European Officials Split On ‘Buy European’ Strategy
European capitals disagree over how quickly and aggressively to implement policies favouring local technology companies.
Officials supporting a stronger “Buy European” strategy include EU industry chief Stephane Sejourne and EU defence chief Andrius Kubilius. According to sources familiar with the discussions, both favour giving European firms greater priority in strategic sectors, particularly in defence and communications infrastructure.
Meanwhile, EU technology chief Henna Virkkunen has argued that Europe should focus on applying clear rules to all companies rather than excluding non-European firms outright.
Sources indicated that Virkkunen’s more moderate position is likely to shape the final outcome because she oversees the policy areas currently under discussion.
Cloud And AI Law Highlights Security Concerns
The upcoming EU Cloud and AI Development Act has faced repeated delays because of disagreements among policymakers. Nevertheless, the legislation is expected to be unveiled on June 3.
The proposed law aims to address concerns that Europe remains vulnerable because critical digital infrastructure is largely controlled by foreign companies. In addition, officials worry the region continues to lag behind the United States and China in cloud services and artificial intelligence.

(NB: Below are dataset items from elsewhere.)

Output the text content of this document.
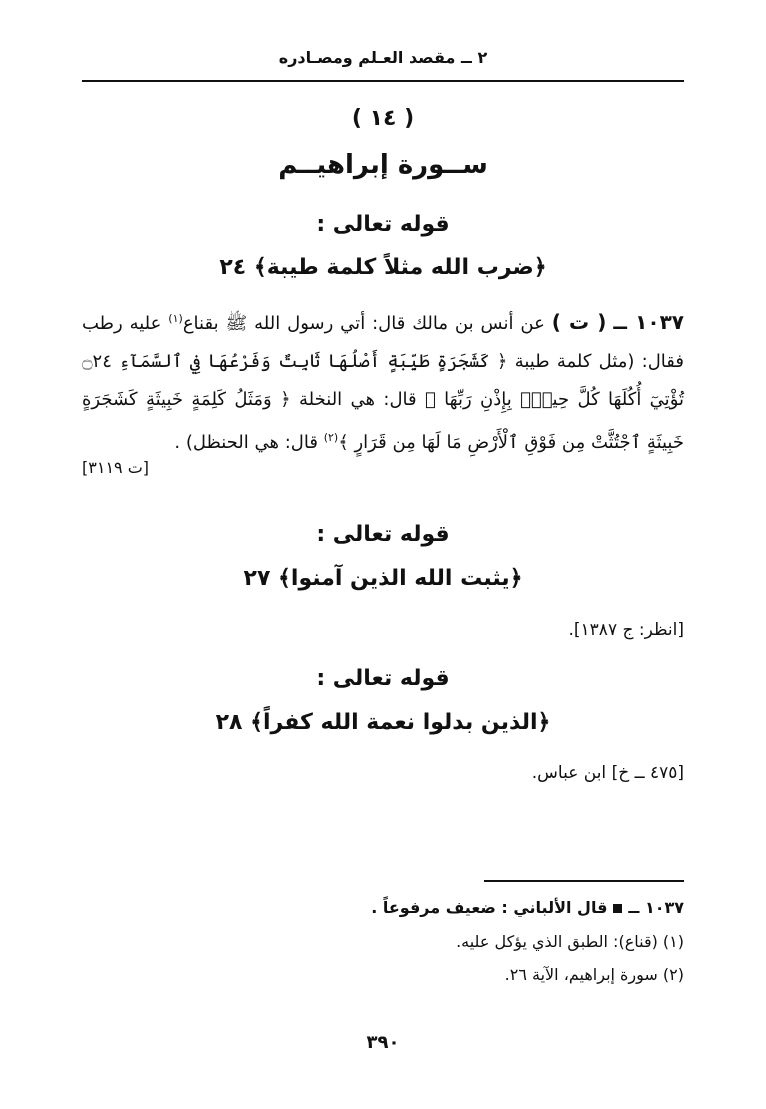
٢ ــ مقصد العـلم ومصـادره
( ١٤ )
ســورة إبراهيــم
قوله تعالى :
﴿ضرب الله مثلاً كلمة طيبة﴾ ٢٤
١٠٣٧ ــ ( ت ) عن أنس بن مالك قال: أتي رسول الله ﷺ بقناع$^{(١)}$ عليه رطب فقال: (مثل كلمة طيبة ﴿ كَشَجَرَةٍ طَيِّبَةٍ أَصْلُهَا ثَابِتٌ وَفَرْعُهَا فِي ٱلسَّمَآءِ ۝٢٤ تُؤْتِيٓ أُكُلَهَا كُلَّ حِينٍۭ بِإِذْنِ رَبِّهَا ﴾ قال: هي النخلة ﴿ وَمَثَلُ كَلِمَةٍ خَبِيثَةٍ كَشَجَرَةٍ خَبِيثَةٍ ٱجْتُثَّتْ مِن فَوْقِ ٱلْأَرْضِ مَا لَهَا مِن قَرَارٍ ﴾$^{(٢)}$ قال: هي الحنظل) .
[ت ٣١١٩]
قوله تعالى :
﴿يثبت الله الذين آمنوا﴾ ٢٧
[انظر: ج ١٣٨٧].
قوله تعالى :
﴿الذين بدلوا نعمة الله كفراً﴾ ٢٨
[٤٧٥ ــ خ] ابن عباس.
١٠٣٧ ــقال الألباني : ضعيف مرفوعاً .
(١) (قناع): الطبق الذي يؤكل عليه.
(٢) سورة إبراهيم، الآية ٢٦.
٣٩٠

Alba Ribera Martínez, editor-in-chief of the Stanford Computational Antitrust project, said the current geopolitical climate had exposed Europe’s structural vulnerabilities.
However, she also warned that Europe faces a major investment challenge in competing with U.S. cloud infrastructure providers. According to her estimates, the region faces a €1 trillion investment gap compared with the United States.
Satellite Spectrum Debate Intensifies
The EU is also preparing to overhaul the allocation process for mobile satellite service spectrum currently used by U.S. companies including Viasat and EchoStar.
The 2 gigahertz spectrum band holds importance for both military and commercial applications. Consequently, changes to the allocation process could support European companies such as OVHCloud and Deutsche Telekom while limiting Starlink’s expansion in the region.
Industry lobbying group CCIA, whose members include Amazon, Google, Meta and EchoStar, recently warned against excluding non-European firms from EU digital markets. The organisation argued that protectionist policies could reduce competition and consumer choice.
Both the satellite spectrum proposal and the Cloud and AI Development Act will still require negotiations with EU member states and the European Parliament before final approval.